By Izzy Ster
LOS ANGELES, CA – After moving into her freshman dorm on Monday afternoon, Lana Klein has spiraled into a deep identity crisis. Despite what she presumed should have been an enriching, character building previous 18 years of living, she now cannot remember anything else besides her hometown, major, and dorm.
When asked about her first few days on campus, freshman Lana Klein answered, “I can go next! My name is Lana Klein and I’m from Chicago. Well, not Chicago Chicago, but close enough!” She paused for laughter, which came about in two quick nose breaths from a few passersby. “I’m majoring in Communications, but I’m looking into a Cinematic Arts minor in SCA because why not! We’re living in LA, might as well, right? I’m dorming in New North for the true freshman year experience so I’m constantly surrounded by vomit. I mean, seriously guys. So much more vomit.” She smiled and twirled her hair around her finger, waiting for someone else to pick up the conversation or agree.

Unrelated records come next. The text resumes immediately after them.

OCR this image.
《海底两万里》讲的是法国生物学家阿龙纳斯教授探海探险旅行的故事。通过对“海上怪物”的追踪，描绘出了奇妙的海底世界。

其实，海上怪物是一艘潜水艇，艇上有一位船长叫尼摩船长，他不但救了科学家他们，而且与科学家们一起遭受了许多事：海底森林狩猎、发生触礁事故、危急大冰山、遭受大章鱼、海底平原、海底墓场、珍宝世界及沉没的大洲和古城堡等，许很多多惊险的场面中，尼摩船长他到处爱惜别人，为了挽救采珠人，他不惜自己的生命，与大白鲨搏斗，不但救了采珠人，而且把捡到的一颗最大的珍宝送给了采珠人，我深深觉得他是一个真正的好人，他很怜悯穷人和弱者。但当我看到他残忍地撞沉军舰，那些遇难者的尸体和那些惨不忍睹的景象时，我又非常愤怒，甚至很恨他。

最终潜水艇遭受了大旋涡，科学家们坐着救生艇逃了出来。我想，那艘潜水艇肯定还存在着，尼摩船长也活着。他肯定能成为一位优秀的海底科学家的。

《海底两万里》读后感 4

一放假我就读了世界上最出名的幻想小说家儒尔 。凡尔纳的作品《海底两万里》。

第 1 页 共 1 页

Klein has also been suffering from bouts of extensive wandering around the Village Target in hopes that fairy lights and/or LED light strips have been restocked since the last time she checked, which was two hours ago. “I knew something was wrong when she called me crying on her second night there,” Klein’s mother said. “But instead of crying about missing home, all she kept saying was, ‘I’m only about 20 minutes away from the city on a good traffic day!’”
Even her roommate, freshman Tara Hull, hasn’t been able to learn anything else about her roommate beyond the basic icebreaker. “She just keeps asking if I want to play ‘Two Truths and a Lie’ and reminding me that she’s ‘down for a night out but also for a chill night in.’ I just asked her if she wanted anything from Trader Joe’s!” When Klein was contacted for comment on her condition, she responded, “Do you guys want to go thrifting or explore LA? We can also get boba or listen to some of my favorite alternative artists, like Rex Orange County or Harry Styles!”